OpenAI's T+1 expansions
Any product idea that you’ll ever see is always coming from a T+1 expansion. Given the world today, including its problems and solutions that already exist, what can a better solution look like? We humans always combine existing things. Nobody can just "skip" a step. However, when doing the iteration quickly, you can have impressive progress in a short amount of time that from outside is often hard to follow and looks like a big jump.
So is the progress of OpenAI — it’s a chain of T+1 expansions, and by being incredibly fast in bringing one expansion after another, a few years in - the territory that OpenAI covers is vast.
I'm imagining this like a game of Warcraft or Settlers. You have a fog of war, which is area that is dark, you can't see it and with that you also don't have conquered it.
Now, let's put ourselves into the shoes of a gen ai founder who just looked at OpenAI's offerings this year after GPT-4 came out and tried to find an opportunity, in other words, trying to find dark spots on the map, which OpenAI doesn’t control yet. Some of the obvious places that were still "dark spots" on OpenAI's map and how OpenAI just expanded on them today:
Customized models for enterprises that can run on-prem. Emad Mostaque, CEO of StabilityAI observed this and wanted to collaborate with companies all around the world, counter-positioning OpenAI with decentralized models. This is now covered by custom models you can train with OpenAI for $2-3M. Yes it's a lot of money, but for the value these models will provide, OpenAI understands that this price is probably even cheap.

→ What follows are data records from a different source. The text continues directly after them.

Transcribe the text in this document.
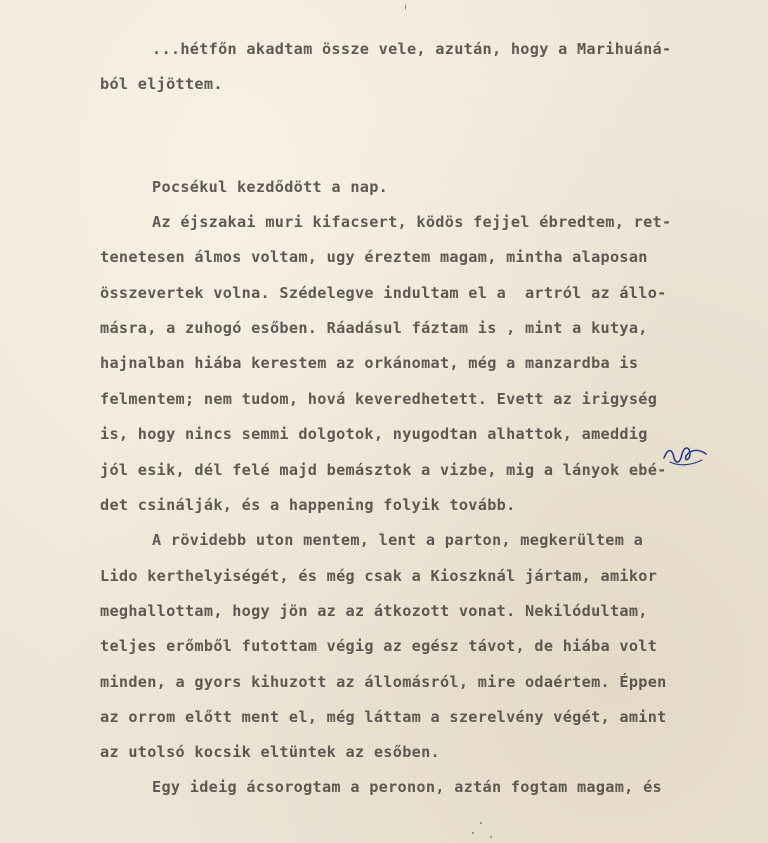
...hétfőn akadtam össze vele, azután, hogy a Marihuáná-

ból eljöttem.

Pocsékul kezdődött a nap.

Az éjszakai muri kifacsert, ködös fejjel ébredtem, ret-

tenetesen álmos voltam, ugy éreztem magam, mintha alaposan

összevertek volna. Szédelegve indultam el a  artról az állo-

másra, a zuhogó esőben. Ráadásul fáztam is , mint a kutya,

hajnalban hiába kerestem az orkánomat, még a manzardba is

felmentem; nem tudom, hová keveredhetett. Evett az irigység

is, hogy nincs semmi dolgotok, nyugodtan alhattok, ameddig

jól esik, dél felé majd bemásztok a vizbe, mig a lányok ebé-

det csinálják, és a happening folyik tovább.

A rövidebb uton mentem, lent a parton, megkerültem a

Lido kerthelyiségét, és még csak a Kioszknál jártam, amikor

meghallottam, hogy jön az az átkozott vonat. Nekilódultam,

teljes erőmből futottam végig az egész távot, de hiába volt

minden, a gyors kihuzott az állomásról, mire odaértem. Éppen

az orrom előtt ment el, még láttam a szerelvény végét, amint

az utolsó kocsik eltüntek az esőben.

Egy ideig ácsorogtam a peronon, aztán fogtam magam, és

Saving costs: Finding a way to get the same quality of service for less money. OpenPipe is one example - training smaller models based on GPT-4 responses to save costs. Some use-cases here are now less urgent, as GPT-4 Turbo has a 3x cost reduction.
Chat with your data: OpenAI just released a whole SDK what makes it easy to chat with your data. You can now upload any file (they're supporting most mime types) which OpenAI will turn into a useful chat bot for you. You can connect any internal functions and call them with the same assistant. While this is far from an autonomous agent, it's covering the most popular use-case of LangChain and LlamaIndex: Talk to your documents.
Well-structued output: Getting a reliable JSON output from OpenAI was hard until recently, and you needed to use threatening language like "I'll take a life" - this is not necessary anymore and we can now use GPT-4 Turbo reliably as an API.
Long Context: I used Claude 2 quite a bit to chat with larger PDFs such as books. This is not needed anymore with Assistants but also GPT-4 Turbo 128k context in general.
Given, that OpenAI has now expanded further in all these directions today, what will come next? What is another T+1 step from here? It's clear that when building a startup today if the startup is within the T+1 reach of OpenAI for its next iteration cycle, there's a significant risk involved.
So, what are some ways to be protected against that? How can you build a startup today that's not prone to being "eaten" or "killed" as people like to say on Twitter X by the next round of OpenAI announcements?
I'll write about that in the coming days. For now, let's just acknowledge the speed at which OpenAI is shipping. This is truly inspiring.